Un document de travail du cabinet de Pascal Lamy, commissaire européen au Commerce, établit un diagnostic sur le phénomène des délocalisations en Europe et suggère des remèdes.
Selon ce texte, l’économie européenne est toujours créatrice d’emplois, avec un solde positif net de 25 millions en 20 ans. La production industrielle a même augmenté de 40%.
Certes, l’industrie a perdu 7 millions d’emplois mais les services en ont créé 36 millions.
L’excédent commercial industriel européen s’est accru de 36 milliards d’euros sur les cinq dernières années, grâce « au dynamisme de nos exportations de produits de haut de gamme », relève le texte.
Le recul industriel est concentré dans un nombre limité de secteurs, représentants 7% de la production industrielle (cuir, textiles, habillement, construction navale, etc.).
On assiste en fait à une « recomposition permanente du tissu industriel » européen, les créations d’emplois nouveaux équilibrant les destructions d’emplois anciens. « L’effet net est un solde précaire: en moyenne, depuis 1979, les destructions représentent 15% des emplois et les créations 15,5% ».
Les délocalisations recouvrent une « réalité multiple qui appelle des réponses différenciées ».
L’investissement industriel dans les pays à bas salaires ne représente « que 5% du stock d’investissement étranger d’un pays comme la France ». En outre, « le principal déterminant des localisations n’est pas le coût du travail mais la proximité de la demande finale ». L’investissement à l’étranger permet d’ouvrir de nouveaux marchés. Il est donc bénéfique. Par ailleurs, l’investissement étranger en France représente lui 2,3 millions d’emplois, 30% du total dans l’industrie.
Les délocalisations représentent toutefois un défi immédiat, « celui de la gestion du changement » pour les catégories les plus menacées, les salariés les moins qualifiés.
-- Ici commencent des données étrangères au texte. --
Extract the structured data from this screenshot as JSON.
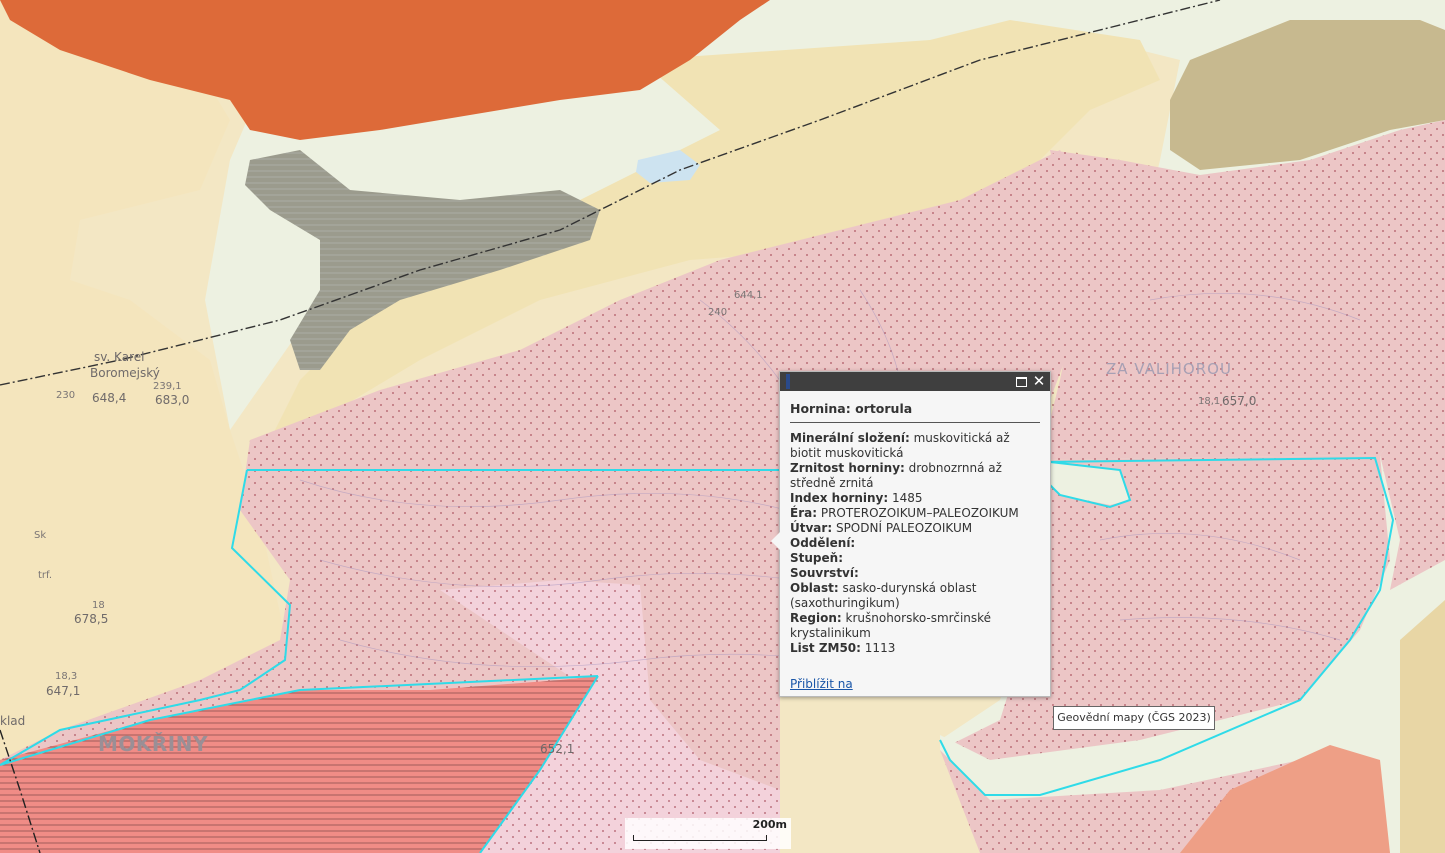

« Réalité intolérable » en France, le chômage « relève de notre incapacité à profiter des gains de productivité dans l’industrie pour créer plus d’emplois dans les services ». Un déficit évalué à 1,5 million d’emplois en France, par comparaison avec les États-Unis.
Le vrai danger est à plus long terme l’émergence d’une « rupture qualitative dans la logique de la division internationale du travail », avec l’ouverture de grandes économies (Chine, Inde, Brésil) disposant d’une main d’œuvre à bas coût mais ayant accès aux technologies avancées via les filiales des firmes multinationales.
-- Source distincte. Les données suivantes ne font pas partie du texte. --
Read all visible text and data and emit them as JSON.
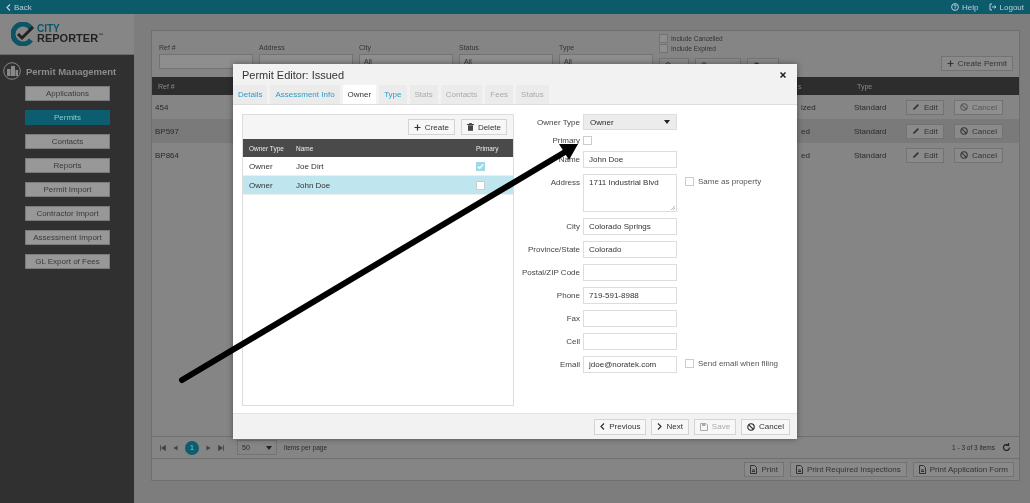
{
  "top_bar": {
    "back": "Back",
    "help": "Help",
    "logout": "Logout"
  },
  "logo": {
    "city": "CITY",
    "reporter": "REPORTER",
    "tm": "™"
  },
  "sidebar": {
    "heading": "Permit Management",
    "items": [
      {
        "label": "Applications",
        "selected": false
      },
      {
        "label": "Permits",
        "selected": true
      },
      {
        "label": "Contacts",
        "selected": false
      },
      {
        "label": "Reports",
        "selected": false
      },
      {
        "label": "Permit Import",
        "selected": false
      },
      {
        "label": "Contractor Import",
        "selected": false
      },
      {
        "label": "Assessment Import",
        "selected": false
      },
      {
        "label": "GL Export of Fees",
        "selected": false
      }
    ]
  },
  "filters": {
    "fields": [
      {
        "label": "Ref #",
        "kind": "text"
      },
      {
        "label": "Address",
        "kind": "text"
      },
      {
        "label": "City",
        "kind": "select",
        "value": "All"
      },
      {
        "label": "Status",
        "kind": "select",
        "value": "All"
      },
      {
        "label": "Type",
        "kind": "select",
        "value": "All"
      }
    ],
    "checkboxes": [
      {
        "label": "Include Cancelled",
        "checked": false
      },
      {
        "label": "Include Expired",
        "checked": false
      }
    ],
    "create": "Create Permit"
  },
  "table": {
    "columns": [
      {
        "label": "Ref #"
      },
      {
        "label": "s"
      },
      {
        "label": "Type"
      }
    ],
    "rows": [
      {
        "ref": "454",
        "status": "ized",
        "type": "Standard",
        "edit": "Edit",
        "cancel": "Cancel",
        "cancel_disabled": true
      },
      {
        "ref": "BP597",
        "status": "ed",
        "type": "Standard",
        "edit": "Edit",
        "cancel": "Cancel",
        "cancel_disabled": false
      },
      {
        "ref": "BP864",
        "status": "ed",
        "type": "Standard",
        "edit": "Edit",
        "cancel": "Cancel",
        "cancel_disabled": false
      }
    ]
  },
  "pager": {
    "page": "1",
    "page_size": "50",
    "per_page_label": "items per page",
    "summary": "1 - 3 of 3 items"
  },
  "print_buttons": [
    "Print",
    "Print Required Inspections",
    "Print Application Form"
  ],
  "modal": {
    "title": "Permit Editor: Issued",
    "tabs": [
      {
        "label": "Details",
        "selected": false,
        "disabled": false
      },
      {
        "label": "Assessment Info",
        "selected": false,
        "disabled": false
      },
      {
        "label": "Owner",
        "selected": true,
        "disabled": false
      },
      {
        "label": "Type",
        "selected": false,
        "disabled": false
      },
      {
        "label": "Stats",
        "selected": false,
        "disabled": true
      },
      {
        "label": "Contacts",
        "selected": false,
        "disabled": true
      },
      {
        "label": "Fees",
        "selected": false,
        "disabled": true
      },
      {
        "label": "Status",
        "selected": false,
        "disabled": true
      }
    ],
    "owners": {
      "create": "Create",
      "delete": "Delete",
      "columns": [
        "Owner Type",
        "Name",
        "Primary"
      ],
      "rows": [
        {
          "owner_type": "Owner",
          "name": "Joe Dirt",
          "primary": true,
          "selected": false
        },
        {
          "owner_type": "Owner",
          "name": "John Doe",
          "primary": false,
          "selected": true
        }
      ]
    },
    "form": [
      {
        "label": "Owner Type",
        "kind": "select",
        "value": "Owner"
      },
      {
        "label": "Primary",
        "kind": "checkbox",
        "checked": false
      },
      {
        "label": "Name",
        "kind": "text",
        "value": "John Doe"
      },
      {
        "label": "Address",
        "kind": "textarea",
        "value": "1711 Industrial Blvd",
        "option": {
          "label": "Same as property",
          "checked": false
        }
      },
      {
        "label": "City",
        "kind": "text",
        "value": "Colorado Springs"
      },
      {
        "label": "Province/State",
        "kind": "text",
        "value": "Colorado"
      },
      {
        "label": "Postal/ZIP Code",
        "kind": "text"
      },
      {
        "label": "Phone",
        "kind": "text",
        "value": "719-591-8988"
      },
      {
        "label": "Fax",
        "kind": "text"
      },
      {
        "label": "Cell",
        "kind": "text"
      },
      {
        "label": "Email",
        "kind": "text",
        "value": "jdoe@noratek.com",
        "option": {
          "label": "Send email when filing",
          "checked": false
        }
      }
    ],
    "footer": {
      "previous": "Previous",
      "next": "Next",
      "save": {
        "label": "Save",
        "disabled": true
      },
      "cancel": "Cancel"
    }
  }
}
L’industrie européenne, en « équilibre instable », doit donc préserver sa capacité « à vendre du travail cher », dans le haut de gamme. C’est la clef « pour infirmer le sentiment qu’il ne reste plus aux travailleurs européens qu’à travailler plus pour gagner moins ».
Elle doit se redéployer de toute urgence vers les zones les plus dynamiques de la planète, pour bénéficier de leur demande. « Nous avons intérêt à investir sur ces marchés pour y être présents », selon le document.
Sans négliger les armes défensives (anti-dumping, anti-subventions, défense de la propriété intellectuelle), l’Europe doit surtout rechercher un « sursaut technologique ». D’où la proposition de la Commission de doubler, voire tripler le budget des politiques européennes en formation, recherche et innovation dans les perspectives financières 2007-2013.